Even the LP's most affecting song, the opening "Arizona," looks back at his collapse and surmises, "I've been empty since Arizona/I turned my back on me/And faced the face of who I thought I was," but leads to a chorus of "One kiss just led to another/One kiss just fades into lover." The overall mood, sanguine and pretty, is in his unique style, straddling good old country-western, Tex-Mex, rock, and most of all folk with a timeless flair and minor orchestral elements. And one would be hard-pressed, say, to imagine a love ballad like "The Ladder" on Gravity.
"It's funny, because if you look at the record, you can find bits and pieces of my previous records," he says. "But I also can't imagine 'The Ladder' being on Gravity. But maybe the song 'Broken Bottles' is the first version, that attempt at different styles. Even the rockers are more rocking. I really give Cale a lot of the credit; he was a complete collaborator to work with. And my band as well.
"I don't know, I think sometimes people -- even by the nature of the story they read -- sometimes think that it's a downer record.

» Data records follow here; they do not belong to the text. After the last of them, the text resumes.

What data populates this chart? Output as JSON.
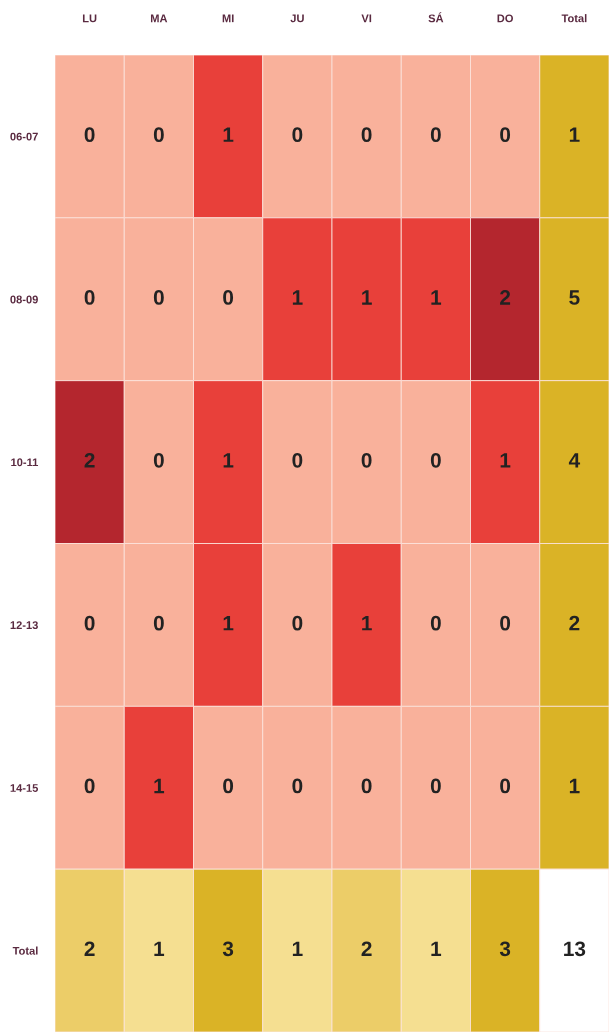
{
  "chart_data": {
    "type": "heatmap",
    "categories": [
      "LU",
      "MA",
      "MI",
      "JU",
      "VI",
      "SÁ",
      "DO",
      "Total"
    ],
    "y_categories": [
      "06-07",
      "08-09",
      "10-11",
      "12-13",
      "14-15",
      "Total"
    ],
    "cells": [
      [
        0,
        0,
        1,
        0,
        0,
        0,
        0,
        1
      ],
      [
        0,
        0,
        0,
        1,
        1,
        1,
        2,
        5
      ],
      [
        2,
        0,
        1,
        0,
        0,
        0,
        1,
        4
      ],
      [
        0,
        0,
        1,
        0,
        1,
        0,
        0,
        2
      ],
      [
        0,
        1,
        0,
        0,
        0,
        0,
        0,
        1
      ],
      [
        2,
        1,
        3,
        1,
        2,
        1,
        3,
        13
      ]
    ],
    "colors": [
      [
        "#f9b19b",
        "#f9b19b",
        "#e8403a",
        "#f9b19b",
        "#f9b19b",
        "#f9b19b",
        "#f9b19b",
        "#dab326"
      ],
      [
        "#f9b19b",
        "#f9b19b",
        "#f9b19b",
        "#e8403a",
        "#e8403a",
        "#e8403a",
        "#b4262e",
        "#dab326"
      ],
      [
        "#b4262e",
        "#f9b19b",
        "#e8403a",
        "#f9b19b",
        "#f9b19b",
        "#f9b19b",
        "#e8403a",
        "#dab326"
      ],
      [
        "#f9b19b",
        "#f9b19b",
        "#e8403a",
        "#f9b19b",
        "#e8403a",
        "#f9b19b",
        "#f9b19b",
        "#dab326"
      ],
      [
        "#f9b19b",
        "#e8403a",
        "#f9b19b",
        "#f9b19b",
        "#f9b19b",
        "#f9b19b",
        "#f9b19b",
        "#dab326"
      ],
      [
        "#eccd68",
        "#f5df91",
        "#dab326",
        "#f5df91",
        "#eccd68",
        "#f5df91",
        "#dab326",
        "#ffffff"
      ]
    ],
    "data_labels": true
  }
}
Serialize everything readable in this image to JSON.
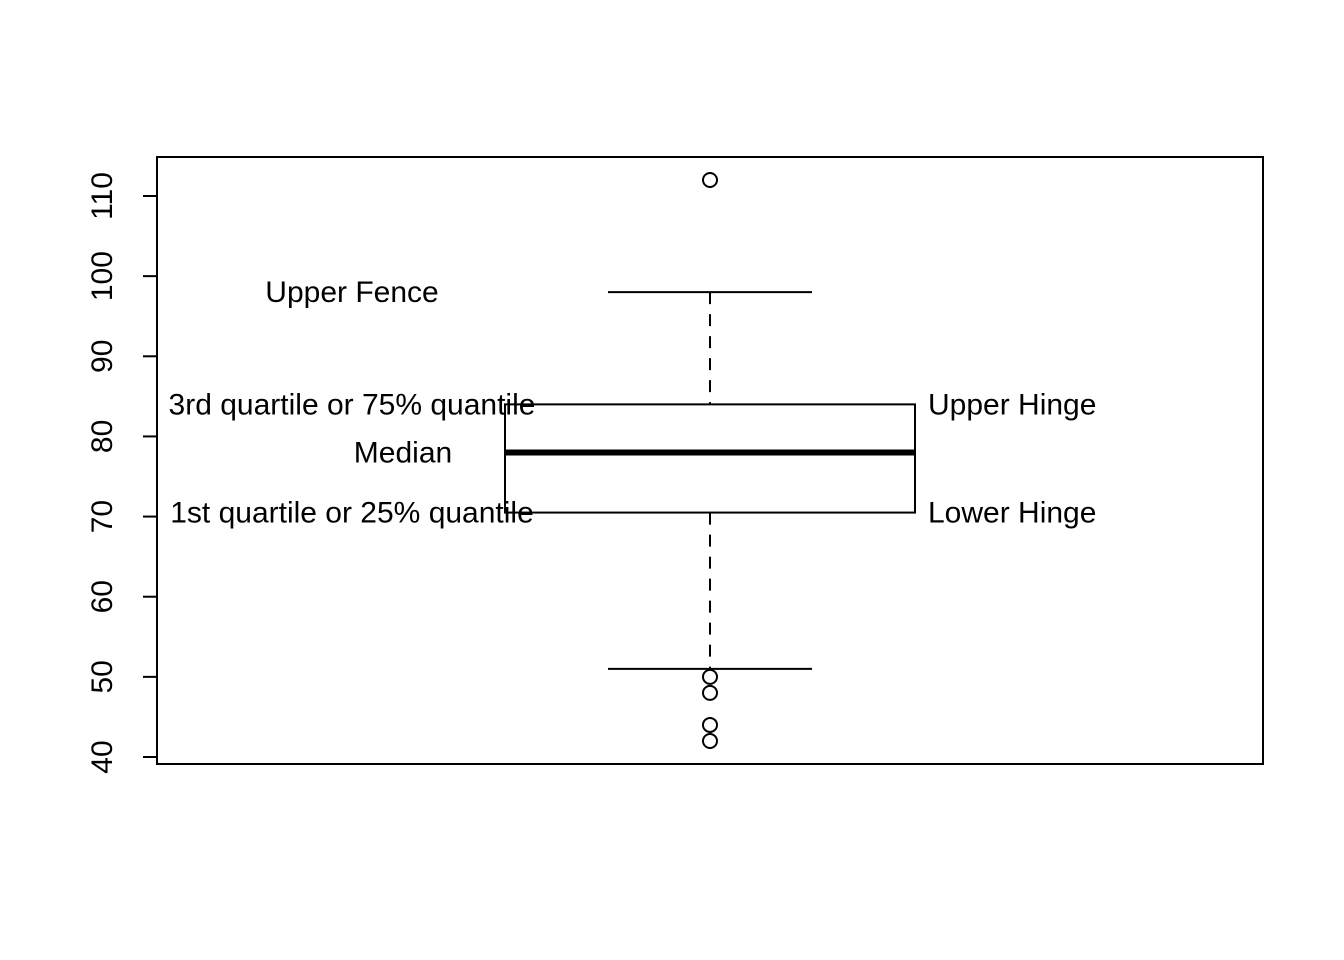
{
  "chart_data": {
    "type": "box",
    "title": "",
    "xlabel": "",
    "ylabel": "",
    "ylim": [
      39.5,
      115
    ],
    "yticks": [
      40,
      50,
      60,
      70,
      80,
      90,
      100,
      110
    ],
    "grid": false,
    "legend": "none",
    "box": {
      "lower_whisker": 51,
      "q1": 70.5,
      "median": 78,
      "q3": 84,
      "upper_whisker": 98,
      "outliers": [
        112,
        50,
        48,
        44,
        42
      ]
    },
    "annotations": [
      {
        "id": "upper-fence",
        "text": "Upper Fence",
        "y": 98,
        "side": "left"
      },
      {
        "id": "q3",
        "text": "3rd quartile or 75% quantile",
        "y": 84,
        "side": "left"
      },
      {
        "id": "median",
        "text": "Median",
        "y": 78,
        "side": "left"
      },
      {
        "id": "q1",
        "text": "1st quartile or 25% quantile",
        "y": 70.5,
        "side": "left"
      },
      {
        "id": "upper-hinge",
        "text": "Upper Hinge",
        "y": 84,
        "side": "right"
      },
      {
        "id": "lower-hinge",
        "text": "Lower Hinge",
        "y": 70.5,
        "side": "right"
      }
    ]
  }
}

But I do get a lot of positive from this record. That was important for one thing: The band is at a really strong point, and everyone was really happy to make that record," he says.
And now he's happy to tour again, albeit in much smaller chunks than previously. He's moved out to the country, to that oasis in the desert, the genuinely beautiful hill country area to the west of Austin and San Antonio.
"I'm raising roosters out here. Do you hear them in the background?" he laughs again. "I love my new life out here with my family. It's peaceful. The move came at a good time. I was ready for it, and I really needed it. So when it did come, I embraced it with open arms. I just love it. I'm building a studio here."
Which can only mean that his renaissance will be ongoing. It couldn't happen to a nicer guy.